Even with social awareness growing, asexuality is still not widely recognised as valid despite around 1-2% of the current UK population identifying as asexual. Strides have been made, from 1972 when the Asexual Manifesto by Lisa Orlando was published, to the Asexual Visibility and Education Network (AVEN) being founded, to the ‘Ace in the UK’ report. Still, prejudice towards asexual people remains.
Asexuality, Disability and Sexual Trauma
Society often conflates asexuality with ill health and trauma. Similarly, disabled people are presumed to have an asexual identity when many disabled people would not identify with one: desexualised because of assumptions of disabled people not having the agency to be sexual beings. It is understandable, then, that asexuality and disability liberation movements have sought for asexuality to be understood as an inherent sexual orientation devoid of attachments to disability and trauma.
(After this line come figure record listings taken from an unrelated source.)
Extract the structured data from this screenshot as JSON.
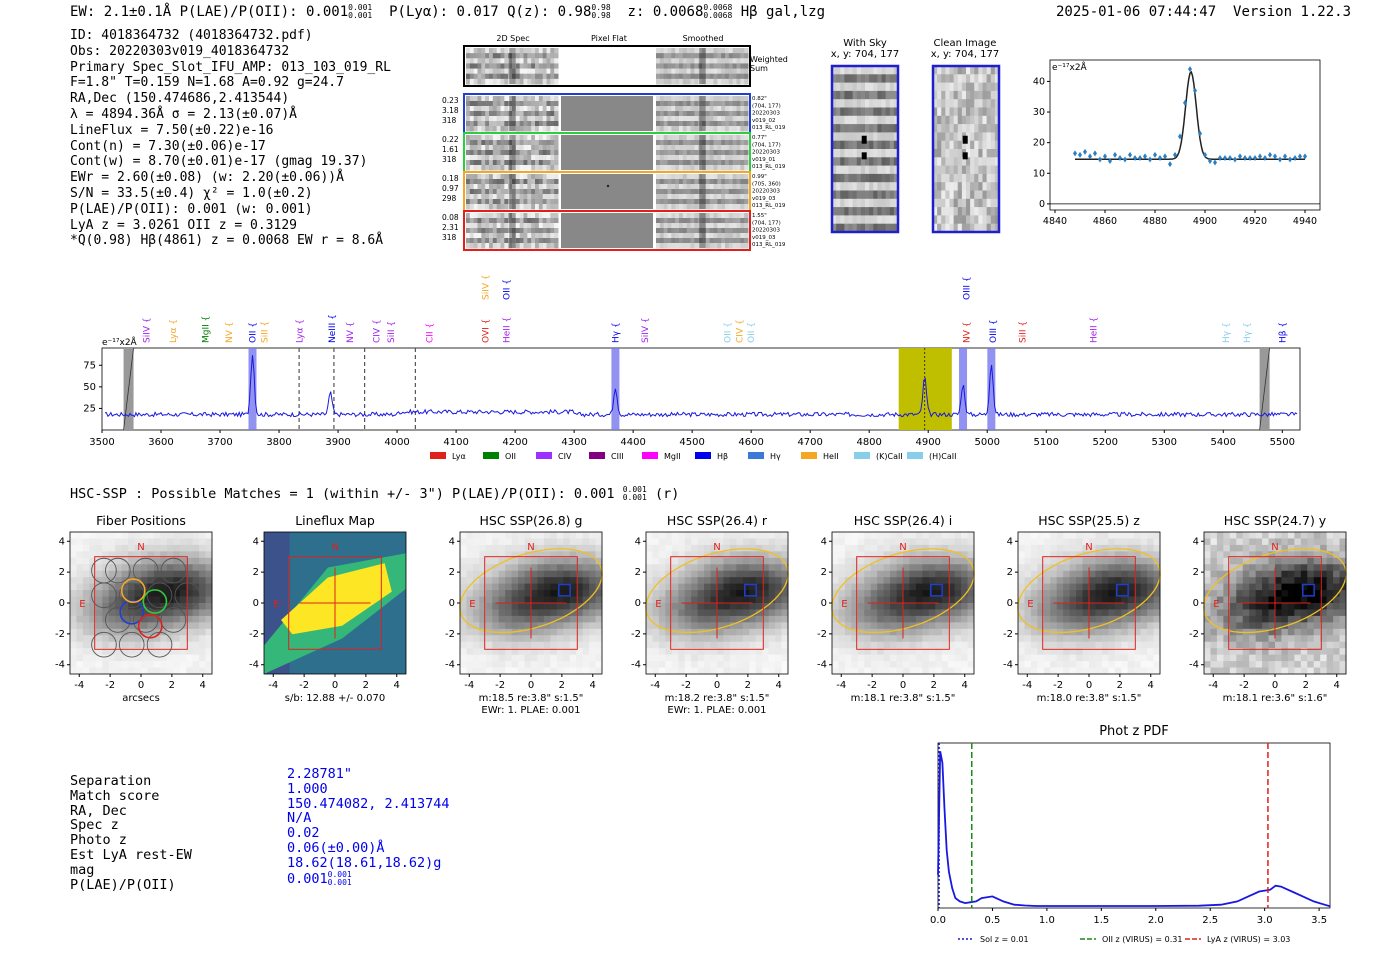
{
  "header": {
    "left": "EW: 2.1±0.1Å  P(LAE)/P(OII): 0.001",
    "left_sup": "0.001",
    "left_sub": "0.001",
    "plya": "P(Lyα): 0.017  Q(z): 0.98",
    "q_sup": "0.98",
    "q_sub": "0.98",
    "z": "z: 0.0068",
    "z_sup": "0.0068",
    "z_sub": "0.0068",
    "tail": "Hβ  gal,lzg",
    "datetime": "2025-01-06 07:44:47",
    "version": "Version 1.22.3"
  },
  "info": {
    "lines": [
      "ID: 4018364732 (4018364732.pdf)",
      "Obs: 20220303v019_4018364732",
      "Primary Spec_Slot_IFU_AMP: 013_103_019_RL",
      "F=1.8\"  T=0.159  N=1.68  A=0.92  g=24.7",
      "RA,Dec (150.474686,2.413544)",
      "λ = 4894.36Å  σ = 2.13(±0.07)Å",
      "LineFlux = 7.50(±0.22)e-16",
      "Cont(n) = 7.30(±0.06)e-17",
      "Cont(w) = 8.70(±0.01)e-17 (gmag 19.37)",
      "EWr = 2.60(±0.08) (w: 2.20(±0.06))Å",
      "S/N = 33.5(±0.4)  χ² = 1.0(±0.2)",
      "P(LAE)/P(OII): 0.001 (w: 0.001)",
      "LyA z = 3.0261  OII z = 0.3129",
      "*Q(0.98) Hβ(4861) z = 0.0068  EW r = 8.6Å"
    ]
  },
  "cutouts": {
    "col_titles": [
      "2D Spec",
      "Pixel Flat",
      "Smoothed"
    ],
    "weighted_label": "Weighted Sum",
    "rows": [
      {
        "stats": [
          "0.23",
          "3.18",
          "318"
        ],
        "meta": [
          "0.82\"",
          "(704, 177)",
          "20220303",
          "v019_02",
          "013_RL_019"
        ],
        "color": "#1f3fd0"
      },
      {
        "stats": [
          "0.22",
          "1.61",
          "318"
        ],
        "meta": [
          "0.77\"",
          "(704, 177)",
          "20220303",
          "v019_01",
          "013_RL_019"
        ],
        "color": "#2ecc40"
      },
      {
        "stats": [
          "0.18",
          "0.97",
          "298"
        ],
        "meta": [
          "0.99\"",
          "(705, 360)",
          "20220303",
          "v019_03",
          "013_RL_019"
        ],
        "color": "#f5a623"
      },
      {
        "stats": [
          "0.08",
          "2.31",
          "318"
        ],
        "meta": [
          "1.55\"",
          "(704, 177)",
          "20220303",
          "v019_03",
          "013_RL_019"
        ],
        "color": "#e0201b"
      }
    ],
    "with_sky_title": "With Sky",
    "with_sky_coords": "x, y: 704, 177",
    "clean_title": "Clean Image",
    "clean_coords": "x, y: 704, 177"
  },
  "line_zoom": {
    "unit": "e⁻¹⁷x2Å",
    "x": [
      4848,
      4850,
      4852,
      4854,
      4856,
      4858,
      4860,
      4862,
      4864,
      4866,
      4868,
      4870,
      4872,
      4874,
      4876,
      4878,
      4880,
      4882,
      4884,
      4886,
      4888,
      4890,
      4892,
      4894,
      4896,
      4898,
      4900,
      4902,
      4904,
      4906,
      4908,
      4910,
      4912,
      4914,
      4916,
      4918,
      4920,
      4922,
      4924,
      4926,
      4928,
      4930,
      4932,
      4934,
      4936,
      4938,
      4940
    ],
    "y": [
      16.5,
      16,
      17,
      15.5,
      16.5,
      14.5,
      15.5,
      14,
      16,
      15,
      14.5,
      16,
      15,
      15,
      15.5,
      14.5,
      16,
      15,
      15.5,
      13,
      16,
      22,
      33,
      44,
      37,
      23,
      16,
      14,
      13.5,
      15,
      15,
      15,
      14.5,
      15.5,
      15,
      15,
      15,
      15.5,
      15,
      16,
      15.5,
      14.5,
      15.5,
      14.5,
      15,
      15.5,
      15.5
    ],
    "fit": {
      "center": 4894.36,
      "sigma": 2.13,
      "cont": 14.6,
      "amp": 28.5
    },
    "xlim": [
      4838,
      4946
    ],
    "ylim": [
      -2,
      47
    ],
    "xticks": [
      "4840",
      "4860",
      "4880",
      "4900",
      "4920",
      "4940"
    ],
    "yticks": [
      "0",
      "10",
      "20",
      "30",
      "40"
    ]
  },
  "spectrum": {
    "unit": "e⁻¹⁷x2Å",
    "xlim": [
      3500,
      5530
    ],
    "ylim": [
      0,
      95
    ],
    "xticks": [
      "3500",
      "3600",
      "3700",
      "3800",
      "3900",
      "4000",
      "4100",
      "4200",
      "4300",
      "4400",
      "4500",
      "4600",
      "4700",
      "4800",
      "4900",
      "5000",
      "5100",
      "5200",
      "5300",
      "5400",
      "5500"
    ],
    "yticks": [
      "25",
      "50",
      "75"
    ],
    "baseline": 18,
    "lines_peaks": [
      {
        "w": 3755,
        "h": 70
      },
      {
        "w": 3887,
        "h": 25
      },
      {
        "w": 4370,
        "h": 32
      },
      {
        "w": 4894,
        "h": 43
      },
      {
        "w": 4959,
        "h": 35
      },
      {
        "w": 5007,
        "h": 60
      }
    ],
    "line_labels": [
      {
        "w": 3575,
        "t": "SiIV",
        "c": "#a020f0",
        "lvl": 0
      },
      {
        "w": 3620,
        "t": "Lyα",
        "c": "#f5a623",
        "lvl": 0
      },
      {
        "w": 3675,
        "t": "MgII",
        "c": "#008000",
        "lvl": 0
      },
      {
        "w": 3715,
        "t": "NV",
        "c": "#f5a623",
        "lvl": 0
      },
      {
        "w": 3755,
        "t": "OII",
        "c": "#0000ee",
        "lvl": 0
      },
      {
        "w": 3775,
        "t": "SiII",
        "c": "#f5a623",
        "lvl": 0
      },
      {
        "w": 3835,
        "t": "Lyα",
        "c": "#a020f0",
        "lvl": 0
      },
      {
        "w": 3890,
        "t": "NeIII",
        "c": "#0000ee",
        "lvl": 0
      },
      {
        "w": 3920,
        "t": "NV",
        "c": "#a020f0",
        "lvl": 0
      },
      {
        "w": 3965,
        "t": "CIV",
        "c": "#a020f0",
        "lvl": 0
      },
      {
        "w": 3990,
        "t": "SiII",
        "c": "#a020f0",
        "lvl": 0
      },
      {
        "w": 4055,
        "t": "CII",
        "c": "#ff00ff",
        "lvl": 0
      },
      {
        "w": 4150,
        "t": "OVI",
        "c": "#e0201b",
        "lvl": 0
      },
      {
        "w": 4185,
        "t": "HeII",
        "c": "#a020f0",
        "lvl": 0
      },
      {
        "w": 4150,
        "t": "SiIV",
        "c": "#f5a623",
        "lvl": 1
      },
      {
        "w": 4185,
        "t": "OII",
        "c": "#0000ee",
        "lvl": 1
      },
      {
        "w": 4370,
        "t": "Hγ",
        "c": "#0000ee",
        "lvl": 0
      },
      {
        "w": 4420,
        "t": "SiIV",
        "c": "#a020f0",
        "lvl": 0
      },
      {
        "w": 4560,
        "t": "OII",
        "c": "#87ceeb",
        "lvl": 0
      },
      {
        "w": 4580,
        "t": "CIV",
        "c": "#f5a623",
        "lvl": 0
      },
      {
        "w": 4600,
        "t": "OII",
        "c": "#87ceeb",
        "lvl": 0
      },
      {
        "w": 4965,
        "t": "NV",
        "c": "#e0201b",
        "lvl": 0
      },
      {
        "w": 4965,
        "t": "OIII",
        "c": "#0000ee",
        "lvl": 1
      },
      {
        "w": 5010,
        "t": "OIII",
        "c": "#0000ee",
        "lvl": 0
      },
      {
        "w": 5060,
        "t": "SiII",
        "c": "#e0201b",
        "lvl": 0
      },
      {
        "w": 5180,
        "t": "HeII",
        "c": "#a020f0",
        "lvl": 0
      },
      {
        "w": 5405,
        "t": "Hγ",
        "c": "#87ceeb",
        "lvl": 0
      },
      {
        "w": 5440,
        "t": "Hγ",
        "c": "#87ceeb",
        "lvl": 0
      },
      {
        "w": 5500,
        "t": "Hβ",
        "c": "#0000ee",
        "lvl": 0
      }
    ],
    "dashed_lines": [
      3834,
      3893,
      3945,
      4031
    ],
    "legend": [
      {
        "label": "Lyα",
        "color": "#e0201b"
      },
      {
        "label": "OII",
        "color": "#008000"
      },
      {
        "label": "CIV",
        "color": "#9b30ff"
      },
      {
        "label": "CIII",
        "color": "#800080"
      },
      {
        "label": "MgII",
        "color": "#ff00ff"
      },
      {
        "label": "Hβ",
        "color": "#0000ee"
      },
      {
        "label": "Hγ",
        "color": "#3c78d8"
      },
      {
        "label": "HeII",
        "color": "#f5a623"
      },
      {
        "label": "(K)CaII",
        "color": "#87ceeb"
      },
      {
        "label": "(H)CaII",
        "color": "#87ceeb"
      }
    ]
  },
  "hsc": {
    "title": "HSC-SSP : Possible Matches = 1 (within +/- 3\")  P(LAE)/P(OII): 0.001",
    "title_sup": "0.001",
    "title_sub": "0.001",
    "title_tail": "(r)",
    "panels": [
      {
        "title": "Fiber Positions",
        "cap1": "arcsecs",
        "cap2": "",
        "kind": "fiber"
      },
      {
        "title": "Lineflux Map",
        "cap1": "s/b: 12.88 +/- 0.070",
        "cap2": "",
        "kind": "lineflux"
      },
      {
        "title": "HSC SSP(26.8) g",
        "cap1": "m:18.5  re:3.8\"  s:1.5\"",
        "cap2": "EWr: 1. PLAE: 0.001",
        "kind": "img"
      },
      {
        "title": "HSC SSP(26.4) r",
        "cap1": "m:18.2  re:3.8\"  s:1.5\"",
        "cap2": "EWr: 1. PLAE: 0.001",
        "kind": "img"
      },
      {
        "title": "HSC SSP(26.4) i",
        "cap1": "m:18.1  re:3.8\"  s:1.5\"",
        "cap2": "",
        "kind": "img"
      },
      {
        "title": "HSC SSP(25.5) z",
        "cap1": "m:18.0  re:3.8\"  s:1.5\"",
        "cap2": "",
        "kind": "img"
      },
      {
        "title": "HSC SSP(24.7) y",
        "cap1": "m:18.1  re:3.6\"  s:1.6\"",
        "cap2": "",
        "kind": "imgy"
      }
    ],
    "axis_ticks": [
      "-4",
      "-2",
      "0",
      "2",
      "4"
    ],
    "n_label": "N",
    "e_label": "E"
  },
  "match": {
    "labels": [
      "Separation",
      "Match score",
      "RA, Dec",
      "Spec z",
      "Photo z",
      "Est LyA rest-EW",
      "mag",
      "P(LAE)/P(OII)"
    ],
    "values": [
      "2.28781\"",
      "1.000",
      "150.474082, 2.413744",
      "N/A",
      "0.02",
      "0.06(±0.00)Å",
      "18.62(18.61,18.62)g",
      "0.001"
    ],
    "plae_sup": "0.001",
    "plae_sub": "0.001"
  },
  "photz": {
    "title": "Phot z PDF",
    "xlim": [
      0,
      3.6
    ],
    "xticks": [
      "0.0",
      "0.5",
      "1.0",
      "1.5",
      "2.0",
      "2.5",
      "3.0",
      "3.5"
    ],
    "pdf_x": [
      0,
      0.02,
      0.04,
      0.06,
      0.08,
      0.1,
      0.13,
      0.16,
      0.2,
      0.25,
      0.3,
      0.35,
      0.4,
      0.5,
      0.6,
      0.7,
      0.8,
      0.9,
      1.0,
      1.5,
      2.0,
      2.4,
      2.6,
      2.75,
      2.85,
      2.95,
      3.05,
      3.1,
      3.15,
      3.25,
      3.35,
      3.45,
      3.55,
      3.6
    ],
    "pdf_y": [
      0.2,
      0.95,
      0.88,
      0.6,
      0.35,
      0.22,
      0.12,
      0.06,
      0.04,
      0.03,
      0.035,
      0.04,
      0.06,
      0.07,
      0.04,
      0.02,
      0.015,
      0.012,
      0.012,
      0.012,
      0.012,
      0.014,
      0.02,
      0.04,
      0.07,
      0.1,
      0.11,
      0.135,
      0.13,
      0.1,
      0.07,
      0.04,
      0.02,
      0.01
    ],
    "sol_z": 0.01,
    "oii_z": 0.31,
    "lya_z": 3.03,
    "legend": [
      "Sol z = 0.01",
      "OII z (VIRUS) = 0.31",
      "LyA z (VIRUS) = 3.03"
    ]
  }
}
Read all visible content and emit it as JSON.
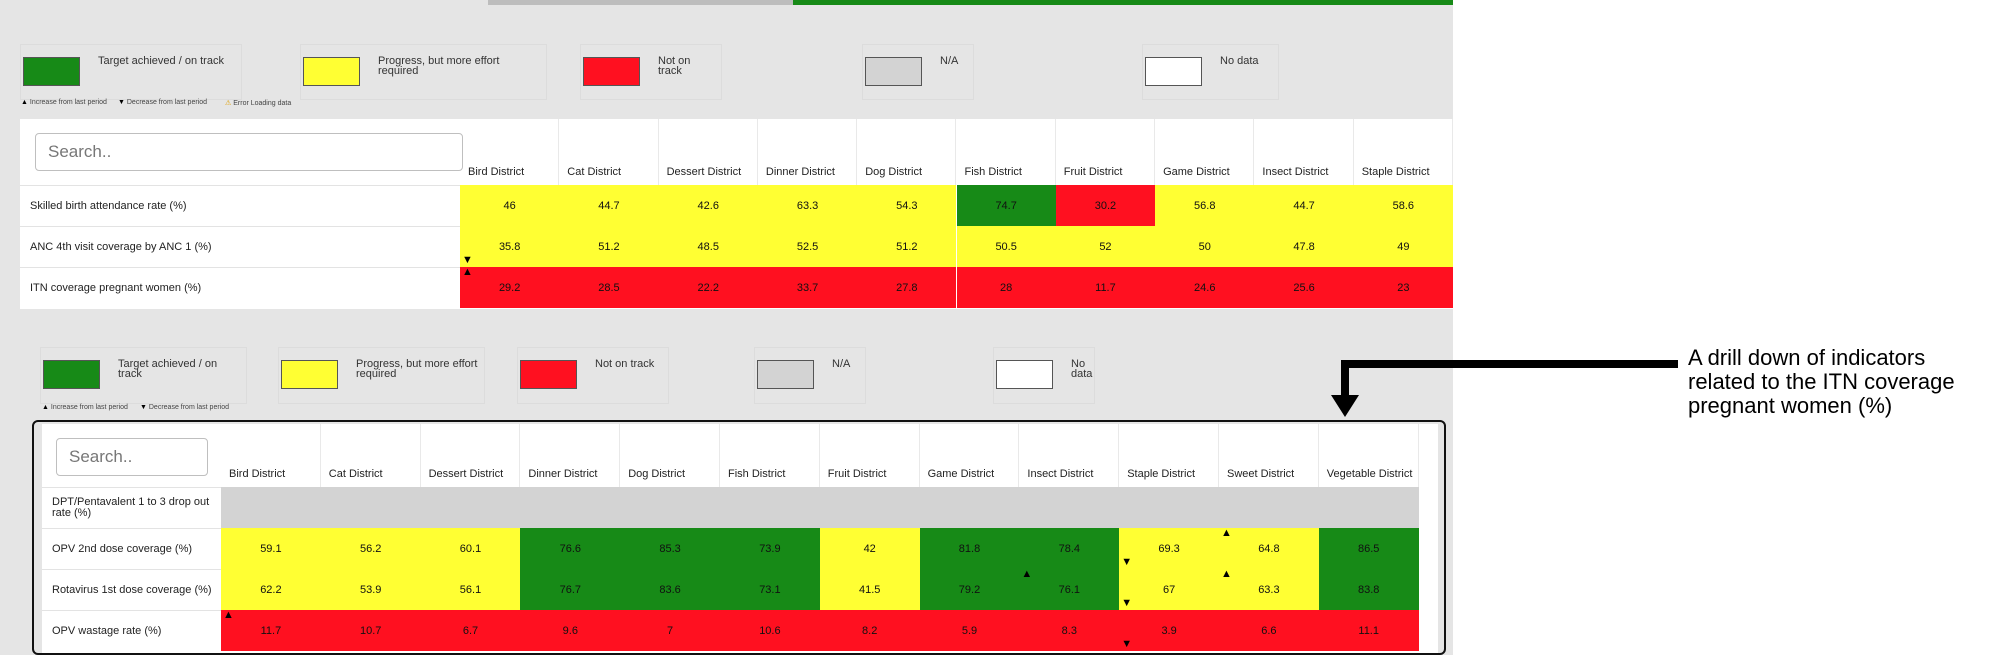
{
  "colors": {
    "green": "#178a17",
    "yellow": "#ffff33",
    "red": "#ff1020",
    "na": "#d3d3d3",
    "nodata": "#ffffff"
  },
  "legend1": {
    "items": [
      {
        "label": "Target achieved / on track",
        "color": "green"
      },
      {
        "label": "Progress, but more effort required",
        "color": "yellow"
      },
      {
        "label": "Not on track",
        "color": "red"
      },
      {
        "label": "N/A",
        "color": "na"
      },
      {
        "label": "No data",
        "color": "nodata"
      }
    ],
    "notes": [
      "Increase from last period",
      "Decrease from last period",
      "Error Loading data"
    ]
  },
  "table1": {
    "search_placeholder": "Search..",
    "columns": [
      "Bird District",
      "Cat District",
      "Dessert District",
      "Dinner District",
      "Dog District",
      "Fish District",
      "Fruit District",
      "Game District",
      "Insect District",
      "Staple District"
    ],
    "rows": [
      {
        "label": "Skilled birth attendance rate (%)",
        "values": [
          "46",
          "44.7",
          "42.6",
          "63.3",
          "54.3",
          "74.7",
          "30.2",
          "56.8",
          "44.7",
          "58.6"
        ],
        "colors": [
          "yellow",
          "yellow",
          "yellow",
          "yellow",
          "yellow",
          "green",
          "red",
          "yellow",
          "yellow",
          "yellow"
        ]
      },
      {
        "label": "ANC 4th visit coverage by ANC 1 (%)",
        "values": [
          "35.8",
          "51.2",
          "48.5",
          "52.5",
          "51.2",
          "50.5",
          "52",
          "50",
          "47.8",
          "49"
        ],
        "colors": [
          "yellow",
          "yellow",
          "yellow",
          "yellow",
          "yellow",
          "yellow",
          "yellow",
          "yellow",
          "yellow",
          "yellow"
        ]
      },
      {
        "label": "ITN coverage pregnant women (%)",
        "values": [
          "29.2",
          "28.5",
          "22.2",
          "33.7",
          "27.8",
          "28",
          "11.7",
          "24.6",
          "25.6",
          "23"
        ],
        "colors": [
          "red",
          "red",
          "red",
          "red",
          "red",
          "red",
          "red",
          "red",
          "red",
          "red"
        ]
      }
    ],
    "arrows": [
      {
        "row": 1,
        "col": 0,
        "dir": "▼",
        "pos": "bottom-left"
      },
      {
        "row": 2,
        "col": 0,
        "dir": "▲",
        "pos": "top-left"
      }
    ]
  },
  "legend2": {
    "items": [
      {
        "label": "Target achieved / on track",
        "color": "green"
      },
      {
        "label": "Progress, but more effort required",
        "color": "yellow"
      },
      {
        "label": "Not on track",
        "color": "red"
      },
      {
        "label": "N/A",
        "color": "na"
      },
      {
        "label": "No data",
        "color": "nodata"
      }
    ],
    "notes": [
      "Increase from last period",
      "Decrease from last period"
    ]
  },
  "table2": {
    "search_placeholder": "Search..",
    "columns": [
      "Bird District",
      "Cat District",
      "Dessert District",
      "Dinner District",
      "Dog District",
      "Fish District",
      "Fruit District",
      "Game District",
      "Insect District",
      "Staple District",
      "Sweet District",
      "Vegetable District"
    ],
    "rows": [
      {
        "label": "DPT/Pentavalent 1 to 3 drop out rate (%)",
        "values": [
          "",
          "",
          "",
          "",
          "",
          "",
          "",
          "",
          "",
          "",
          "",
          ""
        ],
        "colors": [
          "na",
          "na",
          "na",
          "na",
          "na",
          "na",
          "na",
          "na",
          "na",
          "na",
          "na",
          "na"
        ]
      },
      {
        "label": "OPV 2nd dose coverage (%)",
        "values": [
          "59.1",
          "56.2",
          "60.1",
          "76.6",
          "85.3",
          "73.9",
          "42",
          "81.8",
          "78.4",
          "69.3",
          "64.8",
          "86.5"
        ],
        "colors": [
          "yellow",
          "yellow",
          "yellow",
          "green",
          "green",
          "green",
          "yellow",
          "green",
          "green",
          "yellow",
          "yellow",
          "green"
        ]
      },
      {
        "label": "Rotavirus 1st dose coverage (%)",
        "values": [
          "62.2",
          "53.9",
          "56.1",
          "76.7",
          "83.6",
          "73.1",
          "41.5",
          "79.2",
          "76.1",
          "67",
          "63.3",
          "83.8"
        ],
        "colors": [
          "yellow",
          "yellow",
          "yellow",
          "green",
          "green",
          "green",
          "yellow",
          "green",
          "green",
          "yellow",
          "yellow",
          "green"
        ]
      },
      {
        "label": "OPV wastage rate (%)",
        "values": [
          "11.7",
          "10.7",
          "6.7",
          "9.6",
          "7",
          "10.6",
          "8.2",
          "5.9",
          "8.3",
          "3.9",
          "6.6",
          "11.1"
        ],
        "colors": [
          "red",
          "red",
          "red",
          "red",
          "red",
          "red",
          "red",
          "red",
          "red",
          "red",
          "red",
          "red"
        ]
      }
    ],
    "arrows": [
      {
        "row": 1,
        "col": 9,
        "dir": "▼",
        "pos": "bottom-left"
      },
      {
        "row": 1,
        "col": 10,
        "dir": "▲",
        "pos": "top-left"
      },
      {
        "row": 2,
        "col": 8,
        "dir": "▲",
        "pos": "top-left"
      },
      {
        "row": 2,
        "col": 9,
        "dir": "▼",
        "pos": "bottom-left"
      },
      {
        "row": 2,
        "col": 10,
        "dir": "▲",
        "pos": "top-left"
      },
      {
        "row": 3,
        "col": 0,
        "dir": "▲",
        "pos": "top-left"
      },
      {
        "row": 3,
        "col": 9,
        "dir": "▼",
        "pos": "bottom-left"
      }
    ]
  },
  "callout": {
    "text": "A drill down of indicators related to the ITN coverage pregnant women (%)"
  }
}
It has been necessary to embrace asexuality as a legitimate identity.
There does not have to be an identifiable reason for asexuality. Most of the time, there never really is. Asexual people do not have to ‘wait for the right person’. We are not ‘confused’. In trying to find roots to my asexuality, I have dismissed the core truth of it. I’m just not, and have never been, especially interested in or dependent on sex. It feels healing to embrace who I am and what I love and don’t love.
It would also be dismissive for me to say that my asexuality isn’t connected to my disabled identity or trauma. My chronic illnesses and trauma, together with my asexuality, are part of my lived, embodied experience. I am realising that this inability to definitively separate the different facets of my identity doesn’t invalidate my asexuality. It’s important for our understanding to embrace all experiences, including experiences that may have some roots in disability or trauma. Perhaps if, as Anna Kurowicka suggests, we begin to see all these lived experiences – illness, disability, trauma – as parts of life instead of through the lens of tragedy, we can more readily accept the stories of asexuality that intersect with them.
If I could speak to my teenage self, I would want her to know that it’s okay to want what she wants. It’s okay to dream of romance without any tangible connection to sex. I would want her to know that intimacy can exist in infinite ways, and there are tools to find it in ways that don’t sacrifice our own comfort. I’m still figuring out my relationship with my faraway land. Maybe I will always be perpetually discovering. It’s a small kind of miracle to embrace the parts of our identity that have long felt unknowable, unreachable – always far away and yet, in its own time, moving ever closer.